I could go on listing my theses and assumptions, but I'm sure you get the idea. Think about the future in a holistic way and try to incorporate as many aspects of your world view as you can. You can categorize them several different ways: personal behavior, consumer behavior (shopping, media, sports, eating, cooking, housing, etc.), industry behavior. Organize your theses in any way that works for you.

What Will Happen?
Let's think about each assumption. For example: "We cannot train enough doctors." What probable futures or opportunities does this thesis suggest? Just keep trying to adapt the current healthcare system until it breaks? Invent some new ways to increase efficiency? Create Dr. McCoy's Medical Tricorder? (That's a Star Trek reference. Google it, and look up the Tricorder Xprize while you're at it.)

Add Timing and Changes
Now imagine a future where you have used technology (of any kind) to create a world you'd want to live in. For example: I envision a world where everyone has access to a device that can do basic medical examinations and increase wellness outcomes by diagnosing the most common, treatable diseases and providing access to the cures at an affordable price. Does this exist? Will it exist? Can it exist? If so, when? You cannot answer, "In the future." Put a number next to it. Two years, five years, 10 years, etc. What will change when this new technology or system exists? Write it down.

Bonus Points
For bonus points, think about how these various probable futures will interact with each other. For example: If there are fewer cars sold, what will happen to the work force? Not just the auto industry work force. What about parking lots? Gas stations? Convenience stores in gas stations? Auto parts stores? Strip malls? And so on.

Hello "New" World!
If you've played the game correctly, you will have created a world with some magical and some horrible attributes. It should not be Utopian, and it should not look like a post-Apocalyptic movie. Neither extreme is realistic.

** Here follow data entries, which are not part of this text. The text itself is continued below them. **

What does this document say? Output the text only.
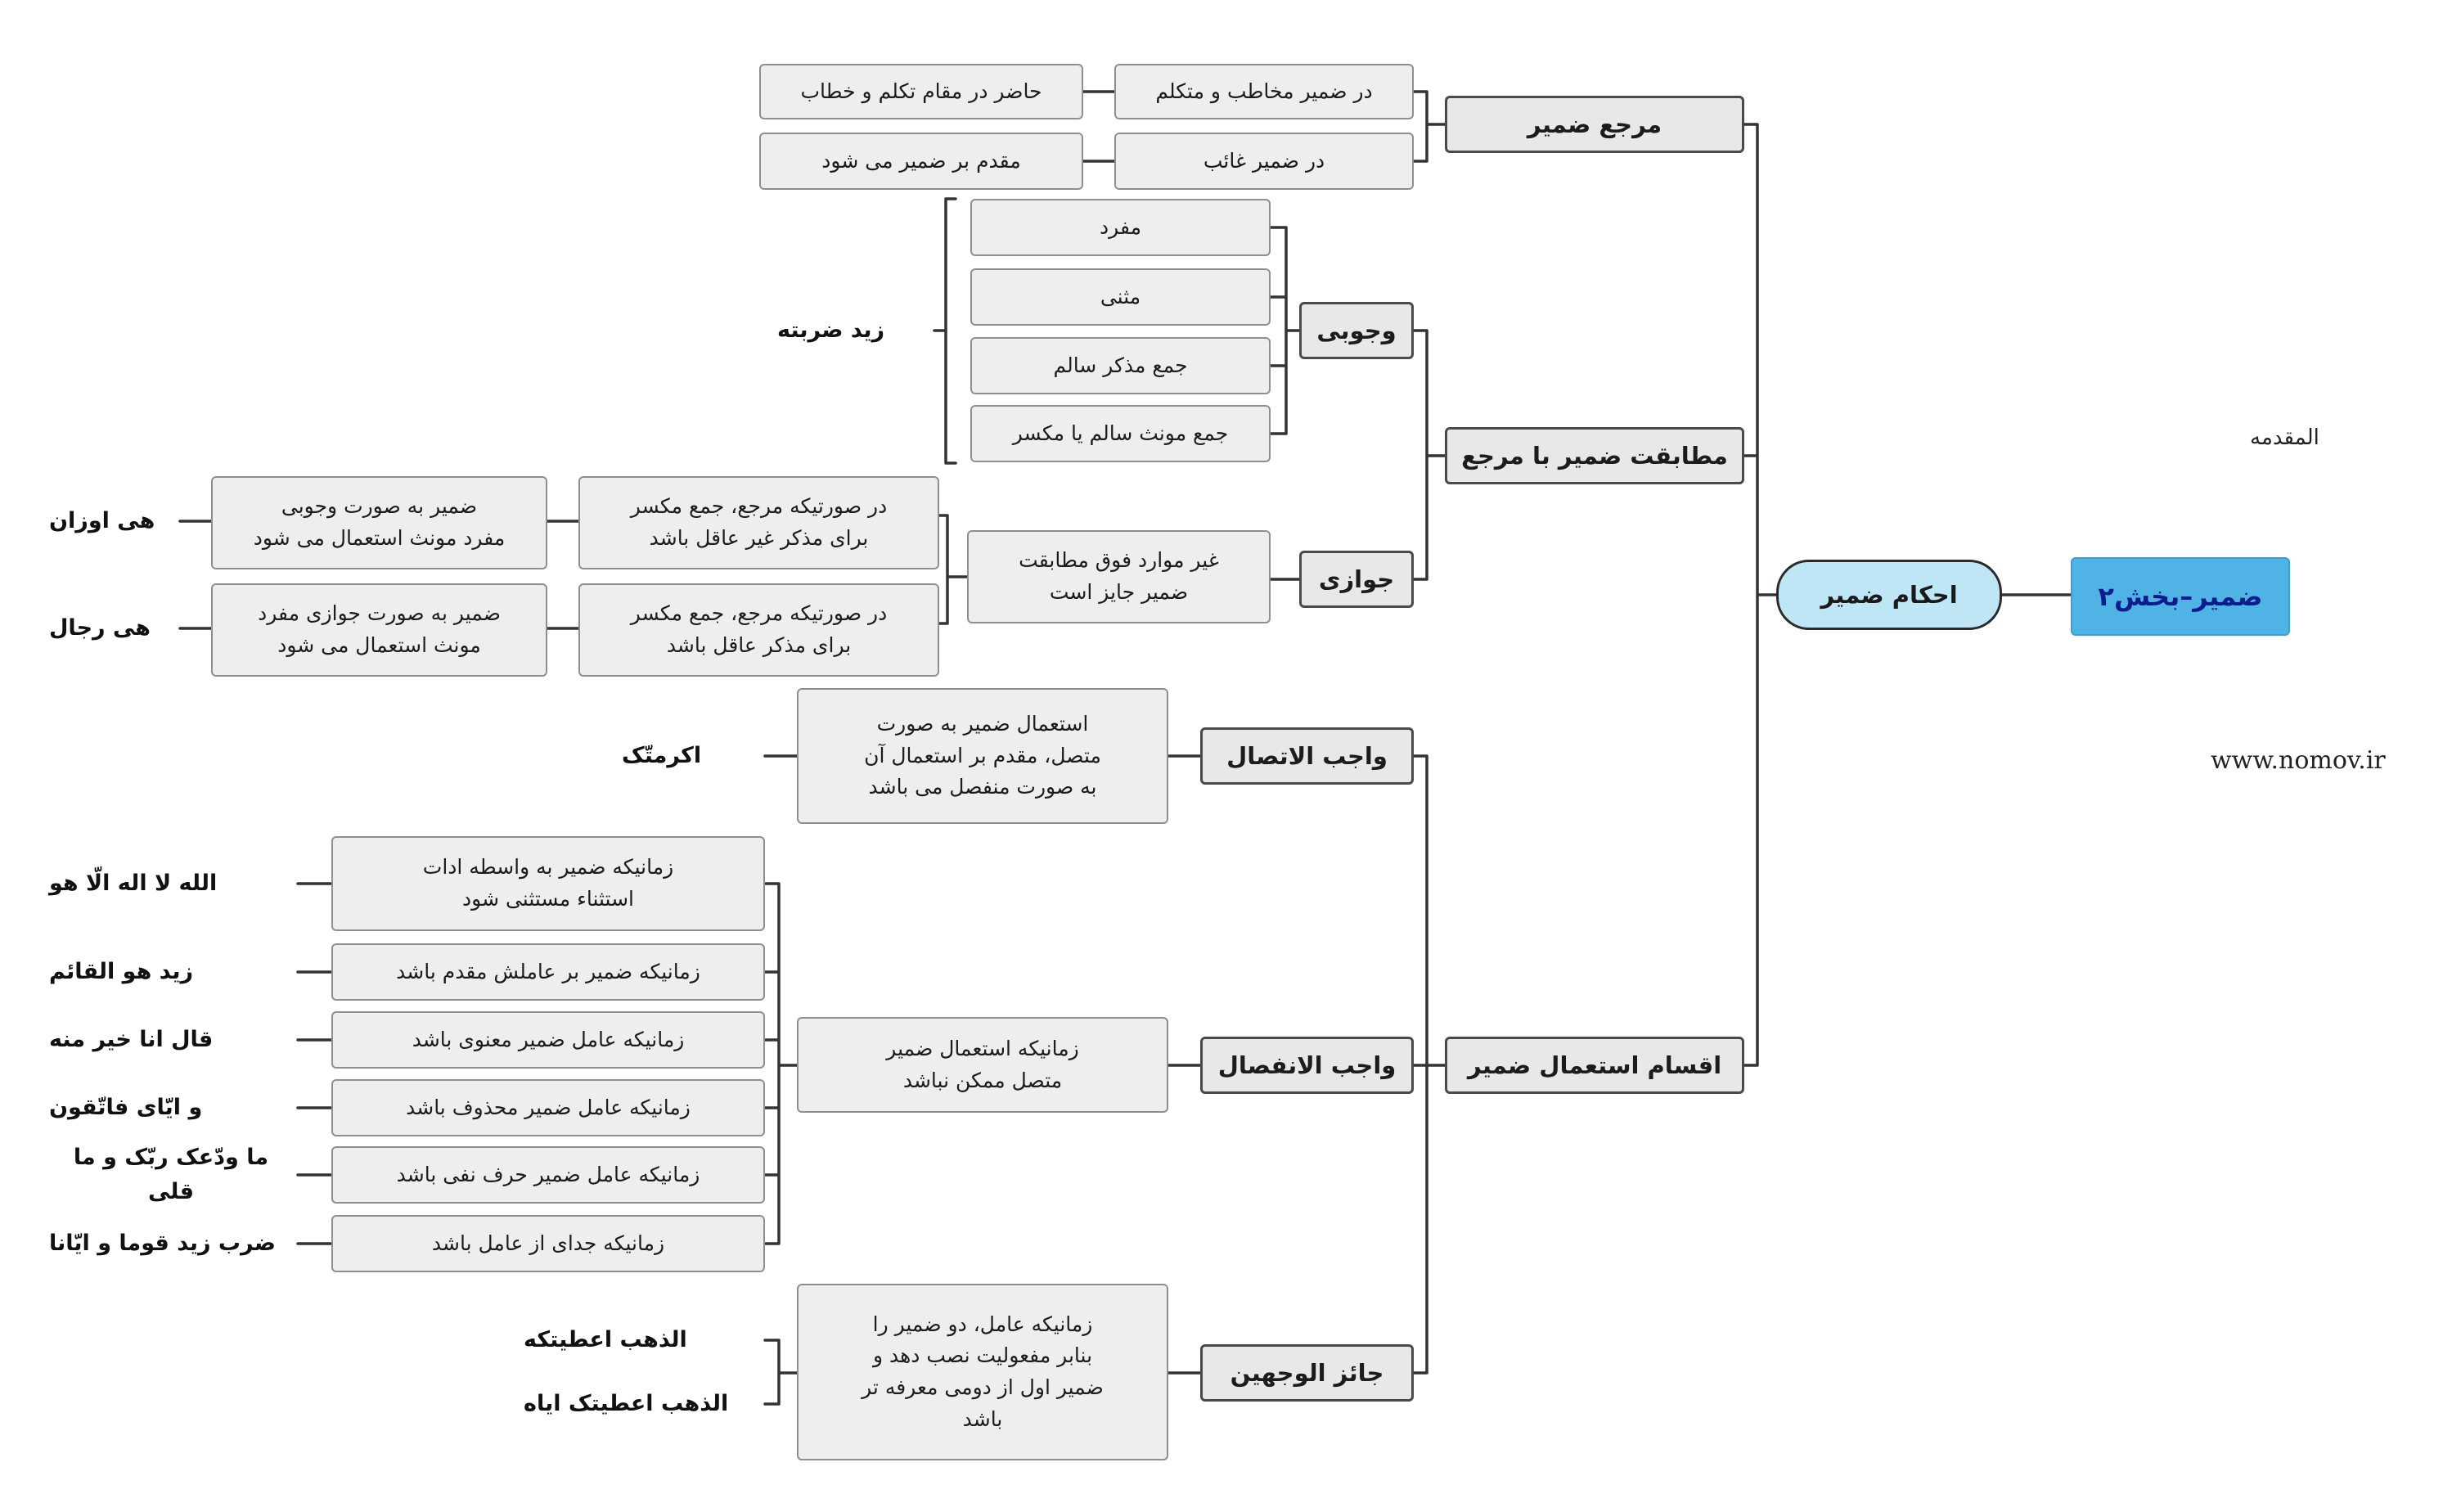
ضمیر–بخش۲
احکام ضمیر
المقدمه
www.nomov.ir
مرجع ضمیر
در ضمیر مخاطب و متکلم
حاضر در مقام تکلم و خطاب
در ضمیر غائب
مقدم بر ضمیر می شود
مطابقت ضمیر با مرجع
وجوبی
مفرد
مثنی
جمع مذکر سالم
جمع مونث سالم یا مکسر
زید ضربته
جوازی
غیر موارد فوق مطابقت
ضمیر جایز است
در صورتیکه مرجع، جمع مکسر
برای مذکر غیر عاقل باشد
ضمیر به صورت وجوبی
مفرد مونث استعمال می شود
هی اوزان
در صورتیکه مرجع، جمع مکسر
برای مذکر عاقل باشد
ضمیر به صورت جوازی مفرد
مونث استعمال می شود
هی رجال
اقسام استعمال ضمیر
واجب الاتصال
استعمال ضمیر به صورت
متصل، مقدم بر استعمال آن
به صورت منفصل می باشد
اکرمتّک
واجب الانفصال
زمانیکه استعمال ضمیر
متصل ممکن نباشد
زمانیکه ضمیر به واسطه ادات
استثناء مستثنی شود
الله لا اله الّا هو
زمانیکه ضمیر بر عاملش مقدم باشد
زید هو القائم
زمانیکه عامل ضمیر معنوی باشد
قال انا خیر منه
زمانیکه عامل ضمیر محذوف باشد
و ایّای فاتّقون
زمانیکه عامل ضمیر حرف نفی باشد
ما ودّعک ربّک و ما قلی
زمانیکه جدای از عامل باشد
ضرب زید قوما و ایّانا
جائز الوجهین
زمانیکه عامل، دو ضمیر را
بنابر مفعولیت نصب دهد و
ضمیر اول از دومی معرفه تر
باشد
الذهب اعطیتکه
الذهب اعطیتک ایاه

Once you've envisioned this world, we get to the first main question: "What do you believe?" You've just crafted your vision for the future. You've taken your world view, information from others, and thoughts and opinions from everything you know and projected it onto a blank canvas. Is it your vision of the future? Do you believe it? If you don't, rework your thought experiments until you have high confidence in your beliefs.

Get Ready
Once you passionately believe in the future you've envisioned, the next step is to prepare for it. How will you spend your day? What will it take to get there? What investments need to be made? What will your competitors do in such a world? What if … But wait -- this stuff won't happen until the future. I'm just playing a game about what it will be like.

Surprise Ending
It's not a game. It's a test. And your answers are your future. So let's take it from the top: What do you believe?